A piston-cylinder assembly contains air, initially at 2 bar, 300 K, and a volume of 2 m^3. The air undergoes a process to a state where the pressure is 1 bar, during which the pressure-volume relationship is pV = constant. Assuming ideal gas behavior for the air, determine the mass of the air, in kg, and the work and heat transfer, each in kJ.

Answer 1

The mass of the air is 4.645 kg.

The work done or heat transfer is 277.25 kj.

Step-by-step explanation:

In isothermal process PV=constant. Take air as an ideal gas.

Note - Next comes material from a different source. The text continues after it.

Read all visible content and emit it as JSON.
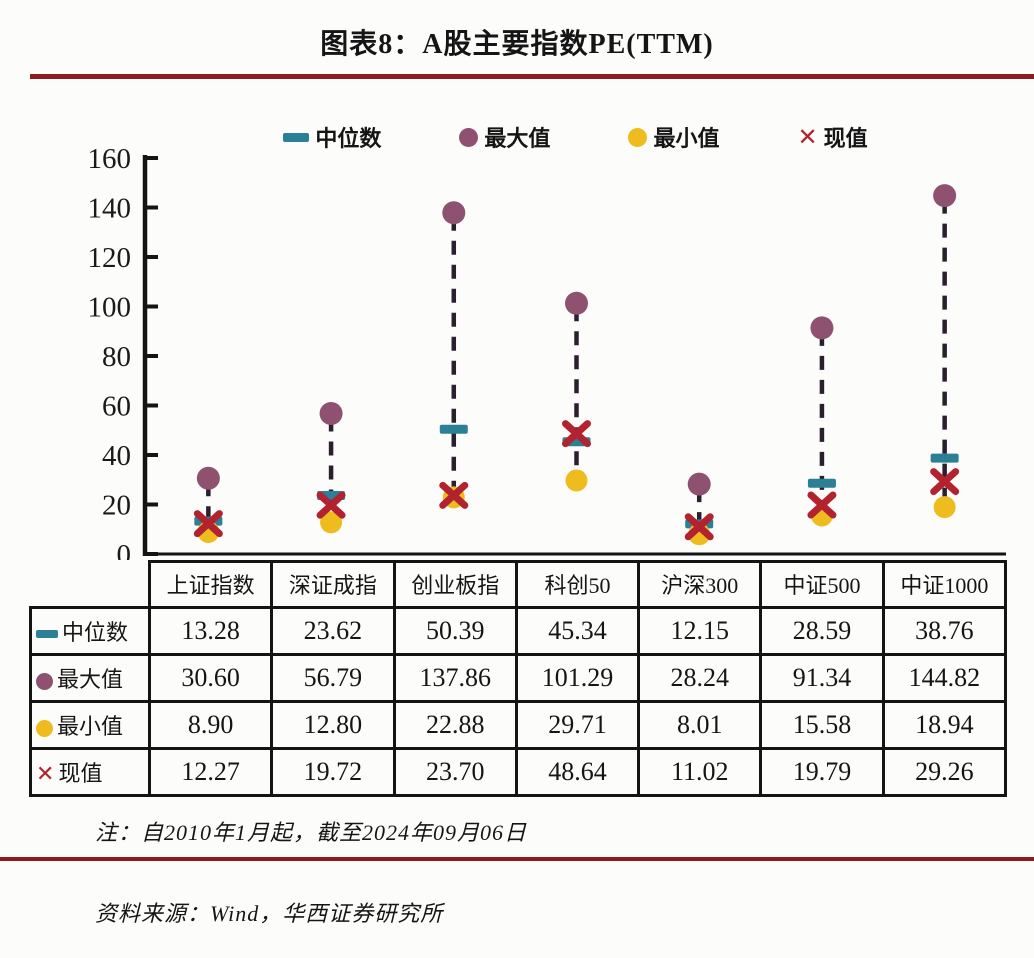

For air gas constant is 287 j/kgK.

Given:

Initial pressure of the gas is 2 bar.

Initial volume of the gas is 2 m³.

Initial temperature is 300 K.

Final pressure is 1 bar.

Calculation:

Step1

Apply ideal gas equation for air as follows:

PV=mRT

`2*10^(5)*2=m* 287*300`

m = 4.645 kg.

Thus, the mass of the air is 4.645 kg.

Step2

For isothermal process work done is same as heat transfer.

Work done or the heat transfer is calculated as follows:

`W=P_(i)V_(i)ln(P_(i))/(P_(f))`

`W=2*10^(5)*2* ln(2)/(1)`

`W=2.7725*10^(5)` j

Or,

W=277.25 kj.

Thus, the work done or heat transfer is 277.25 kj.